The rhodafluor family. An initial study of potential ratiometric fluorescent sensors for Zn2+.

A new class of ratiometric Zn(2+) sensors that employ a hybrid fluorescein and rhodamine fluorophore has been designed, and two members of the rhodafluor family of sensors, RF1 and RF2, have been synthesized. The preparation of RF1 (9-(o-carboxyphenyl)-2-chloro-6-[bis(2-pyridylmethyl)amino]-3-xanthanone, Rhodafluor-1), uses conventional synthetic methods. Elaboration of the RF1 synthesis in an effort to enhance the Zn(2+) affinity was unsuccessful, so palladium-catalyzed aryl amination was applied to prepare RF2 (1-[9'-(o-carboxyphenyl)-6'-amino-2'-chloro-3'-xanthanone]-4,10-(diethyl)-7-(2-pyridylmethyl)-1,4,7,10-tetraazacyclododecane, Rhodafluor-2). The key step in the synthesis of RF2 is coupling of a triprotected tetraazamacrocycle (cyclen) to 3-bromoanisidine. RF2 binds Zn(2+) with a dissociation constant of 13.5 microM accompanied by an approximately 50% increase in quantum yield.
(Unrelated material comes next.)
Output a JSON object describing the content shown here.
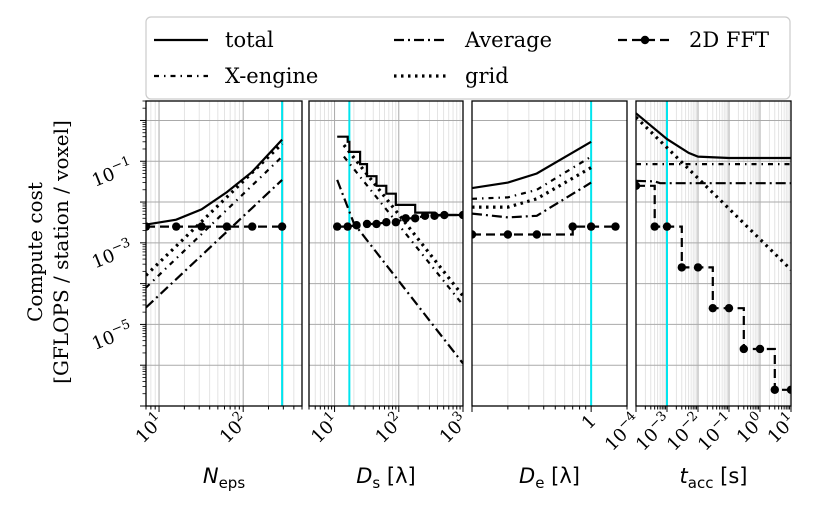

Although only small shifts in absorption wavelength were observed, because protonation of the amino nitrogen atoms of the macrocycle prevents the uncomplexed sensor from adopting the desired mesomer, the intensity doubling makes the probe of value for immediate application in situations where our previous tight binding (<1 nM) sensors are inadequate.